Neither Chavis nor Farrakhan responded to requests for interviews.

During a recent news conference Chavis said, “People tend to come on board once there is clarity of purpose, once they see the broad cross section of constituencies” joining in the march.

Among those most critical of this effort are some black religious leaders, who disagree with Farrakhan’s theological and nationalist views.

“This march is going to be the coronation of Minister Louis Farrakhan as the leader of Black America,” said the Rev. Eugene Rivers, pastor of the Azusa Christian Community in Dorchester, Mass. “There’s no real substance to what’s going on here.”

But others disagree.

“I am dismayed by the jealousies and doctrinal differences that have emerged over this issue,” said the Rev.
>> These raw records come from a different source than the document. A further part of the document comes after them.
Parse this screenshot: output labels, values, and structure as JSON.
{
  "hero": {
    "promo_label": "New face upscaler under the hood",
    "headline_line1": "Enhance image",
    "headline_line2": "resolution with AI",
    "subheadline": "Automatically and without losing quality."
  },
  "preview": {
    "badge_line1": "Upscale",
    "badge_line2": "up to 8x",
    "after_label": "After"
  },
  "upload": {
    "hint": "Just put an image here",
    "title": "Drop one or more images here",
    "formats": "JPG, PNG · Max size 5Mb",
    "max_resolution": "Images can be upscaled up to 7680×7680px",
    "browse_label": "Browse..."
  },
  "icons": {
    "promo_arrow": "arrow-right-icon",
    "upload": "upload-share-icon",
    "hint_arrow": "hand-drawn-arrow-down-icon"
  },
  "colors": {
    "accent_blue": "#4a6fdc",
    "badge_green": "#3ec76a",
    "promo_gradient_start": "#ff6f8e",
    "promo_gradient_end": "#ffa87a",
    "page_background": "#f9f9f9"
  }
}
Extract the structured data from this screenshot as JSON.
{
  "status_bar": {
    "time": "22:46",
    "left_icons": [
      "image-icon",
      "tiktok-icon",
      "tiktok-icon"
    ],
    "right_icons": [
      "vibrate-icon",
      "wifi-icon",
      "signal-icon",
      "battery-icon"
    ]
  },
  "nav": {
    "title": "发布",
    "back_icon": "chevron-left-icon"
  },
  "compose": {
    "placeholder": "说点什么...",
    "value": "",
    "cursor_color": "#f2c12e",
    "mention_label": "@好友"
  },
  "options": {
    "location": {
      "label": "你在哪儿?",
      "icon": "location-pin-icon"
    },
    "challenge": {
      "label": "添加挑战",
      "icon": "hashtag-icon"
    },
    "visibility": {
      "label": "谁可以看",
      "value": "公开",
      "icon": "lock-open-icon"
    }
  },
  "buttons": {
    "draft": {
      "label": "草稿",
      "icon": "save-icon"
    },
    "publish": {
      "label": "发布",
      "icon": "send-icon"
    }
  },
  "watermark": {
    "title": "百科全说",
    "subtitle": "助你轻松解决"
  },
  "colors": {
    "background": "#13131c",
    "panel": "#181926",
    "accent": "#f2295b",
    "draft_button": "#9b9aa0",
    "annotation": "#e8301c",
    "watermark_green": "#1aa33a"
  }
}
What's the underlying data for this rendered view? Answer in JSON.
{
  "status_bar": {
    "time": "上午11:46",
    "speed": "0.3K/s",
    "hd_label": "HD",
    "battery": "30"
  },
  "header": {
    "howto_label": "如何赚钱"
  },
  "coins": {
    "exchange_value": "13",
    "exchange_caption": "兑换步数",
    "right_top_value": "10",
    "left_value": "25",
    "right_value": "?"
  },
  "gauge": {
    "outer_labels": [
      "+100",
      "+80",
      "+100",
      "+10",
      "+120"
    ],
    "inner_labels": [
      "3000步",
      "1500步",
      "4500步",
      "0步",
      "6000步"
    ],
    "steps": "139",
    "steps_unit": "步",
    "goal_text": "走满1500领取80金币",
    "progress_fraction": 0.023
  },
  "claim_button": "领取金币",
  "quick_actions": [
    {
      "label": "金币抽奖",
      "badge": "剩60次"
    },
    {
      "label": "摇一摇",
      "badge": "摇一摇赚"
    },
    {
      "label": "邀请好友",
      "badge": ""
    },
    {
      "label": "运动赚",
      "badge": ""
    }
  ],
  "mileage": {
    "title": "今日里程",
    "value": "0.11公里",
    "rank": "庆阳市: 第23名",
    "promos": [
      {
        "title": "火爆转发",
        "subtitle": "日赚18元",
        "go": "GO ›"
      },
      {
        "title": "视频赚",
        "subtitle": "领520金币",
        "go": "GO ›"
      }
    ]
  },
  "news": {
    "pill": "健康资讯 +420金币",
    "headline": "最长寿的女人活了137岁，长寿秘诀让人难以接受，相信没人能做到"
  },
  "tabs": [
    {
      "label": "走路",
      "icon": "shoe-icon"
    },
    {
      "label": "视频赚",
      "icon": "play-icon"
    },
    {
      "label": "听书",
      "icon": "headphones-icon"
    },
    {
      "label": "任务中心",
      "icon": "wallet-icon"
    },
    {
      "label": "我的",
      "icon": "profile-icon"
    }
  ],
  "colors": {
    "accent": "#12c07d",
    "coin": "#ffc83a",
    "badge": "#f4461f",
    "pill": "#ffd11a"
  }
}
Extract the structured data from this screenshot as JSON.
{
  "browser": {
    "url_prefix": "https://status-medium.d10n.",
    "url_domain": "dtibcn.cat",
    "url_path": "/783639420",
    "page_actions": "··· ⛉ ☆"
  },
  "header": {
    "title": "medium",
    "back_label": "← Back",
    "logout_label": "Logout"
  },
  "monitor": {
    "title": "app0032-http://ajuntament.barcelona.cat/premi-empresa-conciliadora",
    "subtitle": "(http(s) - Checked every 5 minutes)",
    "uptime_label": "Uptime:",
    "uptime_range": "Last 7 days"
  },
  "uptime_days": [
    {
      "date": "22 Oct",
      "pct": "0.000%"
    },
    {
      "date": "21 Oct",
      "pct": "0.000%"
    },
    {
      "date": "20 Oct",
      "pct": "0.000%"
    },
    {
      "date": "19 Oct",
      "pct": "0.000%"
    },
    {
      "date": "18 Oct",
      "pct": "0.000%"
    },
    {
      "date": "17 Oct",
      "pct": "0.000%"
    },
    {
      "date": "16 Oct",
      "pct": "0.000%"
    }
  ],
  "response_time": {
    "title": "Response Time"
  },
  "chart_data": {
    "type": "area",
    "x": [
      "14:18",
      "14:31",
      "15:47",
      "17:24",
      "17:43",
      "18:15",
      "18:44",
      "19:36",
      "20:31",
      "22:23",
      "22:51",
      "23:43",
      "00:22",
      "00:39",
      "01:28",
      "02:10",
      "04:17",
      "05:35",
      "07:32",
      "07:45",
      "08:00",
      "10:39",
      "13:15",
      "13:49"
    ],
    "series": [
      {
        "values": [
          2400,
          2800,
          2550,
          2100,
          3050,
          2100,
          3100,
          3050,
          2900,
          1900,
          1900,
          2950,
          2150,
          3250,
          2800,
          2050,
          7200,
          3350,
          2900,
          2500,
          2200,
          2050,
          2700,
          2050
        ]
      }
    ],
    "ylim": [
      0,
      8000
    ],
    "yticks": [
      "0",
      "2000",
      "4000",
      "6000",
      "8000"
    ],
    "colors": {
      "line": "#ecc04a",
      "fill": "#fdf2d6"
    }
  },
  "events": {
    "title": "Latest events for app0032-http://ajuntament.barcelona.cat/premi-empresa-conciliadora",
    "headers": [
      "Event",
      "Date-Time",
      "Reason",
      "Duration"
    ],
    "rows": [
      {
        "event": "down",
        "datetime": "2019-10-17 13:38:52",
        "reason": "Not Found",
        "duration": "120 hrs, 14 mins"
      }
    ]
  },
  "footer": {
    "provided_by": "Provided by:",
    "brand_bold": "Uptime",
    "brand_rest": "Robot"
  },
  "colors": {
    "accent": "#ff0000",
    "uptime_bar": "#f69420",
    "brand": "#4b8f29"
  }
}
Curtis Jones, pastor of Madison Avenue Presbyterian Church in Baltimore. “Whatever the differences we have among ourselves, they pale in comparison to the challenges of racism, joblessness, hopelessness and alienation we share as black men in America.”

Jones says he has already filled one bus with men from his church and the surrounding inner-city community and expects to fill another for the march. “I know there’s no real agenda for the march, no platform and no clearly defined plan for the future,” he said. “But there is a real need for us to come and stand together in each other’s presence. Hopefully, something will come of it.”